Prepare a square 8x8" or 9x9" baking pan by lining the bottom and sides with parchment paper. Spray with canola oil.
Mix the Tahini thoroughly before measuring. It separates easily and the thicker part at the bottom needs to be mixed in before pouring to measure.
Bring 1 c of water to a boil.
At the same time, start the Tahini on low in a sauce pan. Stir in the vanilla. Continue to heat, while occasionally stirring, until it reaches about 50°C (120°F). Do not heat it up too quickly or go over temp, because it will scorch. Remove from heat when it reaches temperature.
Once the water is boiling, pour it over the sugar in a larger pan and stir until dissolved.
Over high heat, bring the sugar water to a boil until it reaches 121°C (not over 250°F). Use a candy thermometer.
As you're waiting for the sugar water to get to temp, the tahini should reach the proper temperature.
Pour it into the bowl of a stand mixer with the mixing paddle attached.
When the sugar water reaches the proper temp, immediately turn the heat off, and start the stand mixer on low while pouring in the sugar water until combined.
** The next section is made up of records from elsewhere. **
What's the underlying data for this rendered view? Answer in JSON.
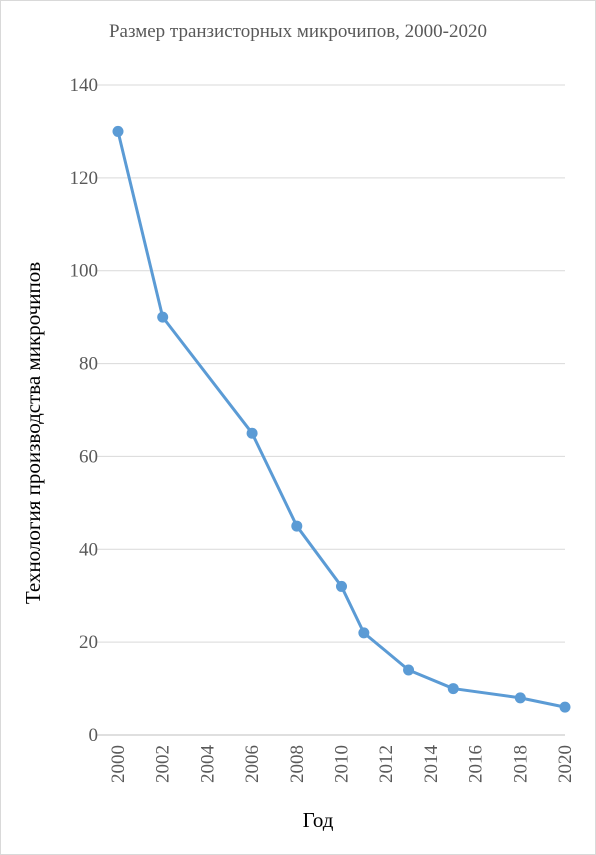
{
  "chart_data": {
    "type": "line",
    "title": "Размер транзисторных микрочипов, 2000-2020",
    "xlabel": "Год",
    "ylabel": "Технология производства микрочипов",
    "x": [
      2000,
      2002,
      2006,
      2008,
      2010,
      2011,
      2013,
      2015,
      2018,
      2020
    ],
    "series": [
      {
        "values": [
          130,
          90,
          65,
          45,
          32,
          22,
          14,
          10,
          8,
          6
        ]
      }
    ],
    "xlim": [
      2000,
      2020
    ],
    "ylim": [
      0,
      140
    ],
    "x_ticks": [
      "2000",
      "2002",
      "2004",
      "2006",
      "2008",
      "2010",
      "2012",
      "2014",
      "2016",
      "2018",
      "2020"
    ],
    "y_ticks": [
      "0",
      "20",
      "40",
      "60",
      "80",
      "100",
      "120",
      "140"
    ],
    "grid": "horizontal",
    "legend": "none",
    "colors": {
      "series": "#5b9bd5"
    }
  }
}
Be careful it is scorching hot!
Bump the speed up to 3 and watch carefully as it mixes. It won't take longer than about 30 seconds to get to the proper consistency. When you see the mixture starting to pull away from the side of the bowl, stop mixing immediately, and pour the mixture into your prepared pan.
It will begin to stiffen as you are pouring it into the pan, so be quick about scraping the remains out of the bowl. With a flat scraper or back of a wide wooden spoon, press the mixture into a level layer.
Let cool for about a half an hour at room temp, then remove solidified piece from pan and cut into 36 pieces (6 rows and 6 columns).
Wrap the Halva up in an airtight container or plastic wrap, and keep in fridge. It will last for months as long as it's sealed, but I'm sure it will be long gone by then. Enjoy!